- IMF staff provides analysis of Argentine authorities’ revised debt restructuring proposal as part of ongoing technical assistance.
- IMF staff analysis finds that Argentine authorities’ revised debt restructuring proposal would be consistent with restoring debt sustainability with high probability.
- IMF staff’s assessment further suggests that there is only limited scope to increase payments to private creditors and still meet the debt and debt service thresholds.
Washington, DC – Introduction . To address its unsustainable debt burden, Argentina is in the process of seeking a restructuring of its debt to private creditors. Restoring public debt sustainability with high probability is essential for Argentina to return to sustainable and inclusive economic growth.
In the context of their debt negotiations with private creditors and as part of ongoing technical assistance from the IMF, the Argentine authorities requested that IMF staff assess their revised debt restructuring proposal of May 26 against the framework set forth in staff’s Technical Note on Public Debt Sustainability , which was published on March 20, 2020. [1]
The underlying macroeconomic assumptions contained in the March Technical Note remain subject to exceptional uncertainties, particularly with respect to the impact of the Covid-19 pandemic, with significant downside risks to Argentina’s economic outlook, fiscal position, and—potentially—debt-carrying capacity.
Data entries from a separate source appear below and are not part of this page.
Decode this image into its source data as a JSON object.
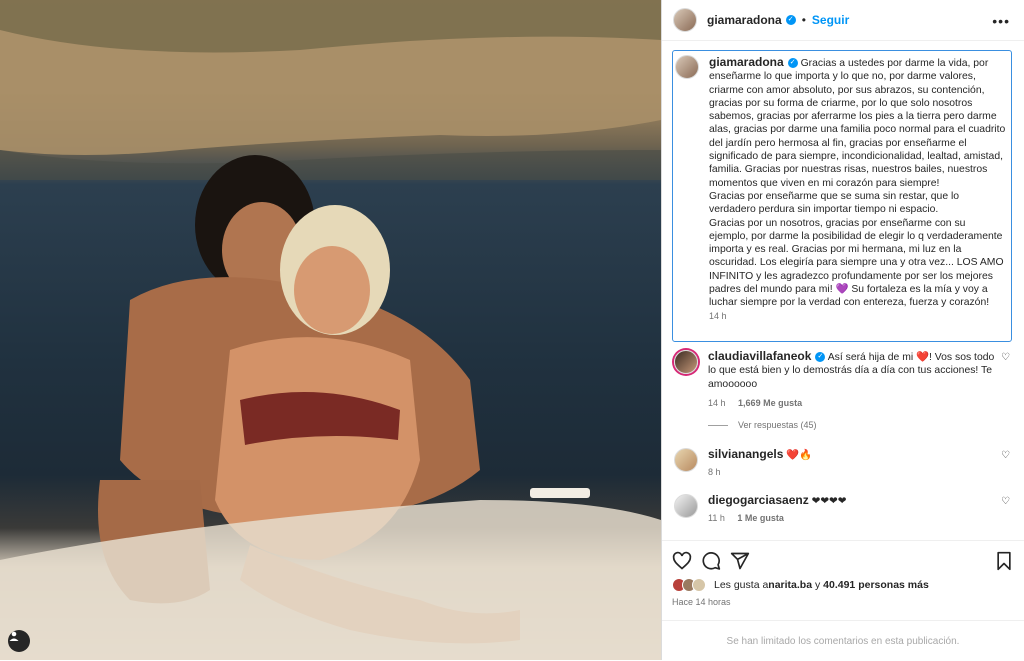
{
  "post": {
    "username": "giamaradona",
    "follow_label": "Seguir",
    "separator": "•"
  },
  "caption": {
    "username": "giamaradona",
    "text": "Gracias a ustedes por darme la vida, por enseñarme lo que importa y lo que no, por darme valores, criarme con amor absoluto, por sus abrazos, su contención, gracias por su forma de criarme, por lo que solo nosotros sabemos, gracias por aferrarme los pies a la tierra pero darme alas, gracias por darme una familia poco normal para el cuadrito del jardín pero hermosa al fin, gracias por enseñarme el significado de para siempre, incondicionalidad, lealtad, amistad, familia. Gracias por nuestras risas, nuestros bailes, nuestros momentos que viven en mi corazón para siempre!\nGracias por enseñarme que se suma sin restar, que lo verdadero perdura sin importar tiempo ni espacio.\nGracias por un nosotros, gracias por enseñarme con su ejemplo, por darme la posibilidad de elegir lo q verdaderamente importa y es real. Gracias por mi hermana, mi luz en la oscuridad. Los elegiría para siempre una y otra vez... LOS AMO INFINITO y les agradezco profundamente por ser los mejores padres del mundo para mi! 💜 Su fortaleza es la mía y voy a luchar siempre por la verdad con entereza, fuerza y corazón!",
    "time": "14 h"
  },
  "comments": [
    {
      "username": "claudiavillafaneok",
      "text": "Así será hija de mi ❤️! Vos sos todo lo que está bien y lo demostrás día a día con tus acciones! Te amoooooo",
      "time": "14 h",
      "likes": "1,669 Me gusta"
    },
    {
      "username": "silvianangels",
      "text": "❤️🔥",
      "time": "8 h",
      "likes": ""
    },
    {
      "username": "diegogarciasaenz",
      "text": "❤❤❤❤",
      "time": "11 h",
      "likes": "1 Me gusta"
    }
  ],
  "replies_label": "Ver respuestas (45)",
  "likes": {
    "prefix": "Les gusta a ",
    "user": "narita.ba",
    "middle": " y ",
    "count": "40.491 personas más"
  },
  "posted_ago": "Hace 14 horas",
  "comments_limited": "Se han limitado los comentarios en esta publicación.",
  "icons": {
    "more": "more-icon",
    "like": "heart-icon",
    "comment": "comment-icon",
    "share": "share-icon",
    "save": "bookmark-icon",
    "tagged_user": "user-tag-icon"
  },
  "colors": {
    "accent": "#0095f6",
    "focus_border": "#3a8fe0",
    "muted": "#737373"
  }
}
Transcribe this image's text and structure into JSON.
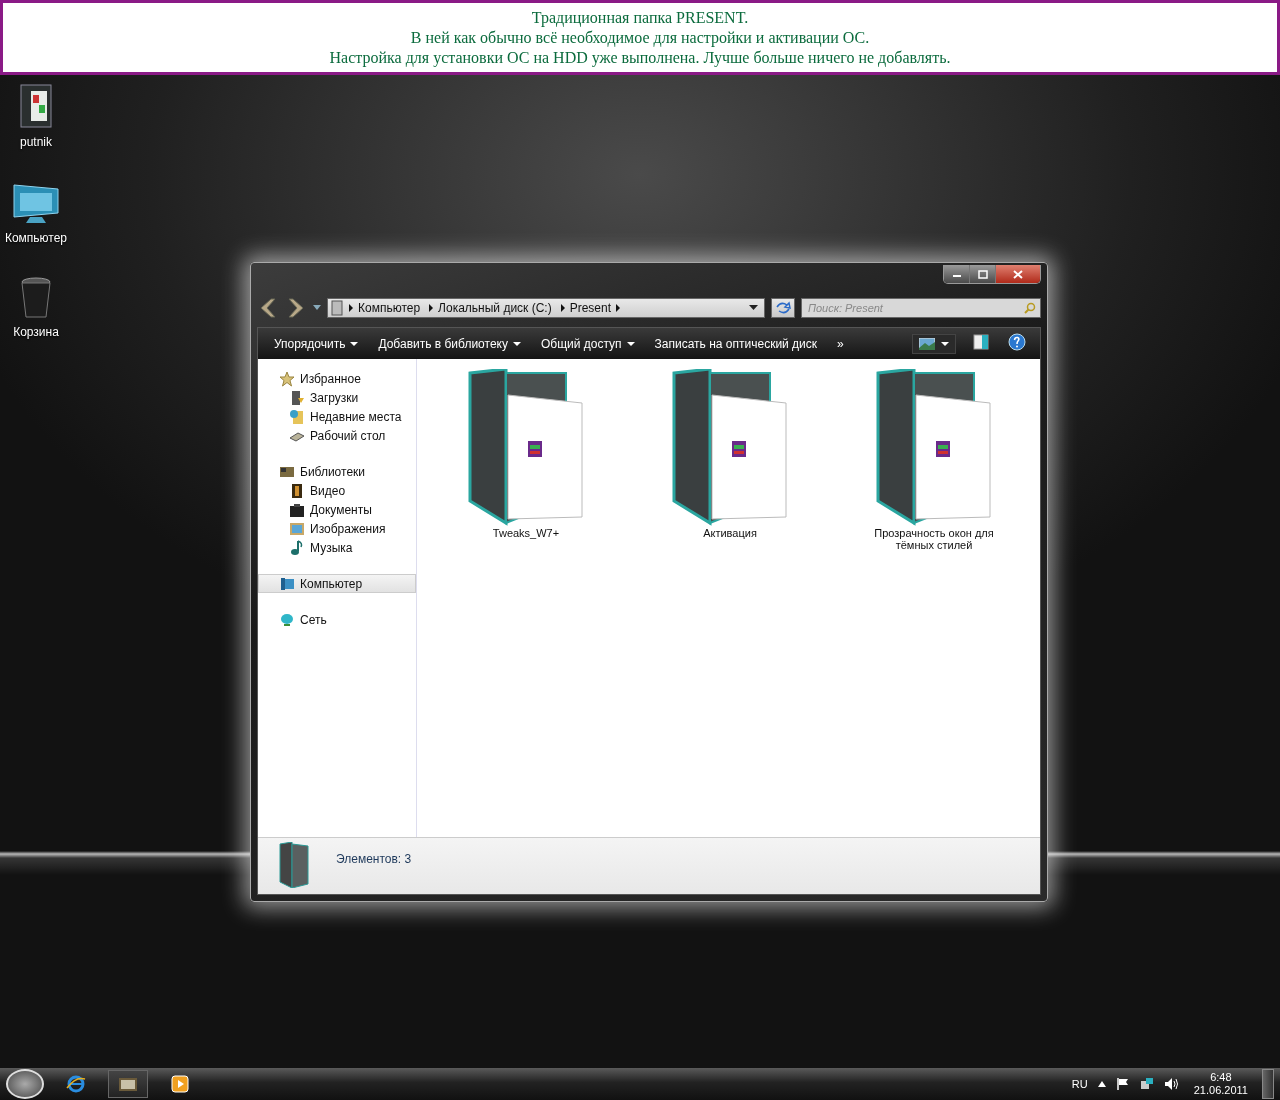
{
  "banner": {
    "lines": [
      "Традиционная папка PRESENT.",
      "В ней как обычно всё необходимое для настройки и активации ОС.",
      "Настройка для установки ОС на HDD уже выполнена. Лучше больше ничего не добавлять."
    ]
  },
  "desktop_icons": [
    {
      "kind": "archive",
      "label": "putnik"
    },
    {
      "kind": "computer",
      "label": "Компьютер"
    },
    {
      "kind": "trash",
      "label": "Корзина"
    }
  ],
  "window": {
    "breadcrumb": [
      "Компьютер",
      "Локальный диск (C:)",
      "Present"
    ],
    "search": {
      "placeholder": "Поиск: Present"
    },
    "toolbar": [
      {
        "label": "Упорядочить",
        "dropdown": true
      },
      {
        "label": "Добавить в библиотеку",
        "dropdown": true
      },
      {
        "label": "Общий доступ",
        "dropdown": true
      },
      {
        "label": "Записать на оптический диск",
        "dropdown": false
      },
      {
        "label": "»",
        "dropdown": false
      }
    ],
    "nav": [
      {
        "kind": "star",
        "label": "Избранное",
        "selected": false,
        "children": [
          {
            "kind": "download",
            "label": "Загрузки",
            "selected": false
          },
          {
            "kind": "recent",
            "label": "Недавние места",
            "selected": false
          },
          {
            "kind": "desktop",
            "label": "Рабочий стол",
            "selected": false
          }
        ]
      },
      {
        "kind": "library",
        "label": "Библиотеки",
        "selected": false,
        "children": [
          {
            "kind": "video",
            "label": "Видео",
            "selected": false
          },
          {
            "kind": "docs",
            "label": "Документы",
            "selected": false
          },
          {
            "kind": "image",
            "label": "Изображения",
            "selected": false
          },
          {
            "kind": "music",
            "label": "Музыка",
            "selected": false
          }
        ]
      },
      {
        "kind": "computer",
        "label": "Компьютер",
        "selected": true
      },
      {
        "kind": "network",
        "label": "Сеть",
        "selected": false
      }
    ],
    "items": [
      {
        "label": "Tweaks_W7+"
      },
      {
        "label": "Активация"
      },
      {
        "label": "Прозрачность окон для тёмных стилей"
      }
    ],
    "status": "Элементов: 3"
  },
  "taskbar": {
    "apps": [
      {
        "kind": "browser",
        "selected": false
      },
      {
        "kind": "explorer",
        "selected": true
      },
      {
        "kind": "player",
        "selected": false
      }
    ],
    "language": "RU",
    "time": "6:48",
    "date": "21.06.2011"
  }
}
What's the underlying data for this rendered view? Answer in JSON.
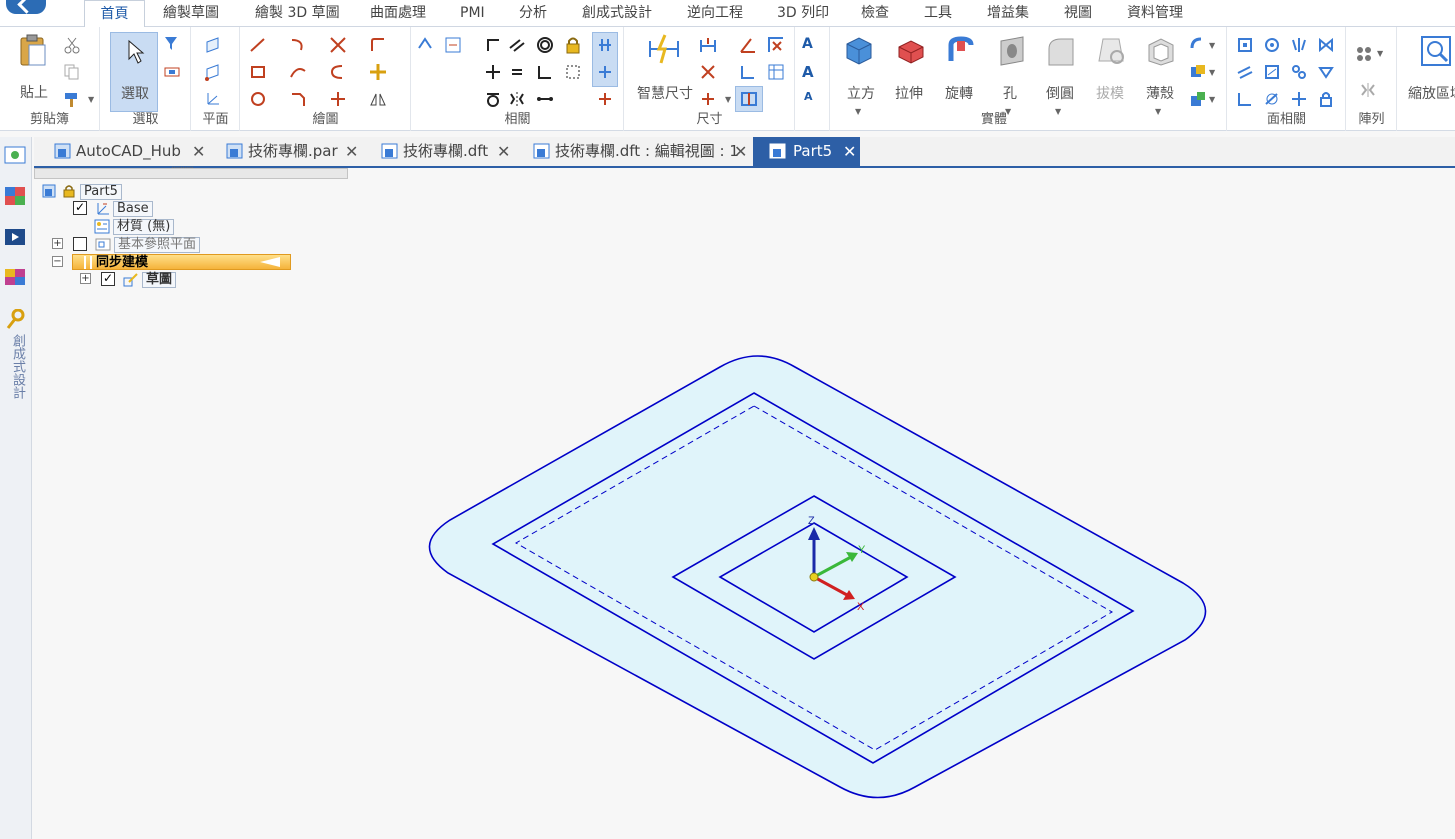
{
  "ribbon_tabs": [
    "首頁",
    "繪製草圖",
    "繪製 3D 草圖",
    "曲面處理",
    "PMI",
    "分析",
    "創成式設計",
    "逆向工程",
    "3D 列印",
    "檢查",
    "工具",
    "增益集",
    "視圖",
    "資料管理"
  ],
  "ribbon_groups": {
    "clipboard": {
      "label": "剪貼簿",
      "paste": "貼上"
    },
    "select": {
      "label": "選取",
      "select": "選取"
    },
    "plane": {
      "label": "平面"
    },
    "draw": {
      "label": "繪圖"
    },
    "relate": {
      "label": "相關"
    },
    "dimension": {
      "label": "尺寸",
      "smart": "智慧尺寸"
    },
    "solids": {
      "label": "實體",
      "cube": "立方",
      "extrude": "拉伸",
      "revolve": "旋轉",
      "hole": "孔",
      "round": "倒圓",
      "draft": "拔模",
      "thin": "薄殼"
    },
    "face_relate": {
      "label": "面相關"
    },
    "pattern": {
      "label": "陣列"
    },
    "zoom": {
      "label": "縮放區域"
    }
  },
  "doc_tabs": [
    "AutoCAD_Hub",
    "技術專欄.par",
    "技術專欄.dft",
    "技術專欄.dft : 編輯視圖 : 1",
    "Part5"
  ],
  "left_strip": {
    "generative_label": "創成式設計"
  },
  "tree": {
    "root": "Part5",
    "base": "Base",
    "material": "材質 (無)",
    "ref_planes": "基本參照平面",
    "sync": "同步建模",
    "sketch": "草圖"
  },
  "triad": {
    "z": "Z",
    "y": "Y",
    "x": "X"
  },
  "colors": {
    "accent": "#2d5fa6",
    "sketch_line": "#0000c8",
    "region_fill": "#e0f4fa"
  }
}
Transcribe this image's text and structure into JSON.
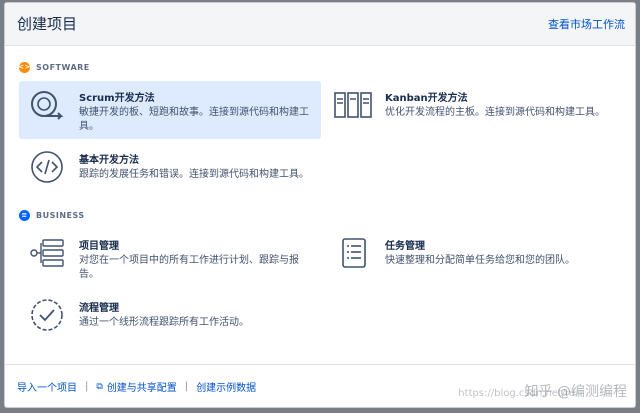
{
  "header": {
    "title": "创建项目",
    "market_link": "查看市场工作流"
  },
  "sections": {
    "software": {
      "label": "SOFTWARE",
      "color": "#ff8b00"
    },
    "business": {
      "label": "BUSINESS",
      "color": "#0065ff"
    }
  },
  "tiles": {
    "scrum": {
      "name": "Scrum开发方法",
      "desc": "敏捷开发的板、短跑和故事。连接到源代码和构建工具。",
      "icon": "cycle-icon"
    },
    "kanban": {
      "name": "Kanban开发方法",
      "desc": "优化开发流程的主板。连接到源代码和构建工具。",
      "icon": "board-columns-icon"
    },
    "basic": {
      "name": "基本开发方法",
      "desc": "跟踪的发展任务和错误。连接到源代码和构建工具。",
      "icon": "code-icon"
    },
    "project_mgmt": {
      "name": "项目管理",
      "desc": "对您在一个项目中的所有工作进行计划、跟踪与报告。",
      "icon": "hierarchy-icon"
    },
    "task_mgmt": {
      "name": "任务管理",
      "desc": "快速整理和分配简单任务给您和您的团队。",
      "icon": "task-list-icon"
    },
    "process_mgmt": {
      "name": "流程管理",
      "desc": "通过一个线形流程跟踪所有工作活动。",
      "icon": "check-circle-icon"
    }
  },
  "footer": {
    "import_link": "导入一个项目",
    "share_link": "创建与共享配置",
    "sample_link": "创建示例数据",
    "separator": "|"
  },
  "watermark": {
    "text": "知乎 @编测编程",
    "url": "https://blog.csdn.net/m"
  }
}
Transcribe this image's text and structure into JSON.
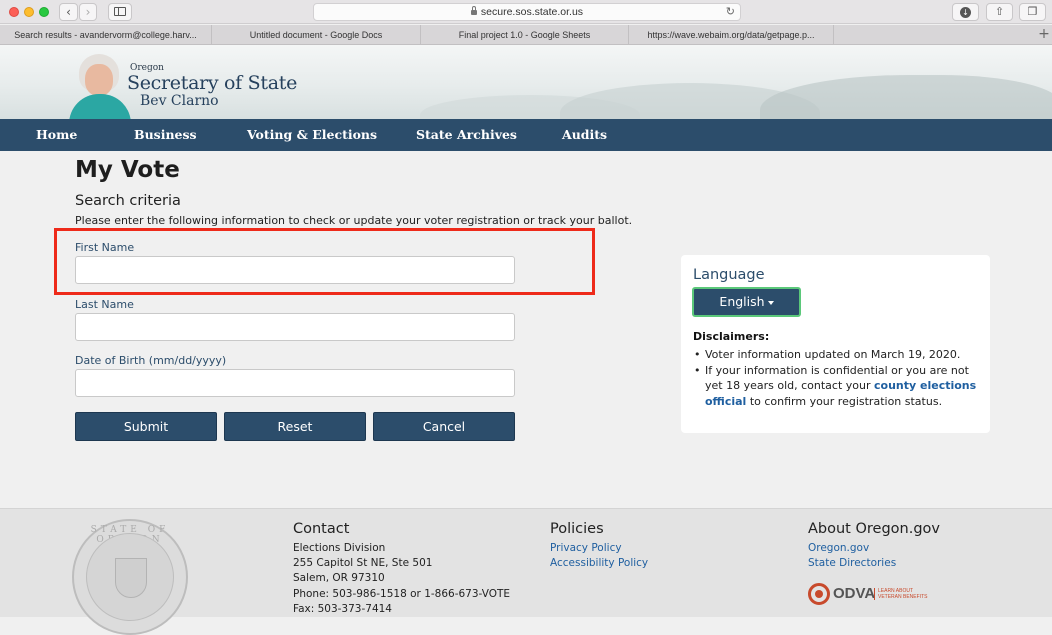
{
  "browser": {
    "url": "secure.sos.state.or.us",
    "tabs": [
      {
        "label": "Search results - avandervorm@college.harv..."
      },
      {
        "label": "Untitled document - Google Docs"
      },
      {
        "label": "Final project 1.0 - Google Sheets"
      },
      {
        "label": "https://wave.webaim.org/data/getpage.p..."
      }
    ],
    "new_tab": "+"
  },
  "header": {
    "state": "Oregon",
    "office": "Secretary of State",
    "name": "Bev Clarno"
  },
  "nav": {
    "items": [
      {
        "label": "Home"
      },
      {
        "label": "Business"
      },
      {
        "label": "Voting & Elections"
      },
      {
        "label": "State Archives"
      },
      {
        "label": "Audits"
      }
    ]
  },
  "main": {
    "title": "My Vote",
    "section": "Search criteria",
    "intro": "Please enter the following information to check or update your voter registration or track your ballot.",
    "fields": {
      "first_name_label": "First Name",
      "last_name_label": "Last Name",
      "dob_label": "Date of Birth (mm/dd/yyyy)"
    },
    "buttons": {
      "submit": "Submit",
      "reset": "Reset",
      "cancel": "Cancel"
    }
  },
  "panel": {
    "language_title": "Language",
    "language_value": "English",
    "disclaimers_title": "Disclaimers:",
    "disclaimer_1": "Voter information updated on March 19, 2020.",
    "disclaimer_2_pre": "If your information is confidential or you are not yet 18 years old, contact your",
    "disclaimer_2_link": "county elections official",
    "disclaimer_2_post": "to confirm your registration status."
  },
  "footer": {
    "seal_text": "STATE OF OREGON",
    "contact": {
      "title": "Contact",
      "lines": [
        "Elections Division",
        "255 Capitol St NE, Ste 501",
        "Salem, OR 97310",
        "Phone: 503-986-1518 or 1-866-673-VOTE",
        "Fax: 503-373-7414"
      ]
    },
    "policies": {
      "title": "Policies",
      "links": [
        "Privacy Policy",
        "Accessibility Policy"
      ]
    },
    "about": {
      "title": "About Oregon.gov",
      "links": [
        "Oregon.gov",
        "State Directories"
      ]
    },
    "odva": {
      "name": "ODVA",
      "tagline": "LEARN ABOUT VETERAN BENEFITS"
    }
  },
  "colors": {
    "nav_bg": "#2c4d6b",
    "highlight": "#ee2a1a",
    "link": "#1f5fa0"
  }
}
Findings . Staff finds that the authorities’ revised debt restructuring proposal of May 26 would be consistent with restoring debt sustainability with high probability under the March Technical Note’s macroeconomic assumption and the authorities’ financing assumptions contained in their revised debt restructuring proposal of May 26 (see below). However, staff’s analysis suggests that there is only limited scope to increase payments to private creditors while still meeting the debt and debt service targets and other conditions set forth in the March Technical Note.
Technical Assessment . Staff assessed the authorities’ revised debt restructuring proposal of May 26 under two sets of assumptions. First, staff used the macroeconomic framework elaborated in the March Technical Note and the financing assumptions set forth in the March Technical Note. [2] Second, staff used the macroeconomic framework elaborated in the March Technical Note and the financing assumptions contained in the authorities’ revised debt restructuring proposal of May 26. [3] Staff findings—predicated on the downside risks highlighted above not materializing—are as follows:
· First, under the macroeconomic framework and financing assumptions contained in the March Technical Note, the authorities’ revised debt restructuring proposal of May 26 would result in gross financing needs (GFNs) and debt service denominated in foreign currency (FX debt service) ratios as a share of GDP that exceed the 5 percent of GDP and 3 percent of GDP medium-term thresholds, respectively, that staff deems necessary to restore debt sustainability with high probability. Other important conditions identified in the March Technical Note would be met, however: the debt-to-GDP ratio would remain broadly stable after 2030 and GFNs and FX debt service would remain manageable after 2030. In addition, debt service payments to private creditors in 2020-24 would be sufficiently low to mitigate near-term refinancing risk.
· Second, using staff’s macroeconomic assumptions contained in the March Technical Note but the authorities’ financing assumptions, the authorities’ revised debt restructuring proposal would result in GFN and FX debt service ratios as a share of GDP that fall marginally below the 5 percent of GDP GFN and 3 percent of GDP FX debt service medium-term thresholds necessary to restore debt sustainability with high probability. Moreover, the debt-to-GDP ratio would remain broadly stable after 2030; GFNs and FX debt service would remain manageable after 2030; and debt service payments to private creditors in 2020-24 would be sufficiently low to mitigate near-term refinancing risk.
[1] At the request of the Argentine authorities, IMF staff prepared a Technical Note on Public Debt Sustainability, which was published on March 20, 2020. The March Technical Note provided staff’s view on the envelope of debt relief that could underpin a debt restructuring consistent with restoring public debt sustainability with high probability. Specifically, it presented staff’s views of manageable levels of gross financing needs (GFNs) and debt service denominated in foreign currency (FX debt service) in the medium-to-long term, conditional on a feasible macroeconomic framework and policy assumptions, and under alternative assumptions about post-restructuring borrowing conditions. The March Technical Note and this Staff Statement are a form of technical assistance under Article V, Section 2(b), of the IMF’s Articles of Agreement.
[2] The Technical Note contained three scenarios with different financing assumptions about the terms at which the Argentine government could borrow during 2021-24 to meet the obligations to official creditors falling due during this period (see paragraphs 21-24 of the Technical Note).
[3] The authorities assume the financing gap arising from the official debt service falling due during 2021-24 is refinanced at a weighted average interest rate of 3.5 percent and maturity of 8.8 years. Under the most generous financing scenario in Staff’s March Technical Note (Scenario 3), this financing gap was assumed to be refinanced at an interest rate of 5 percent and maturity of 7 years.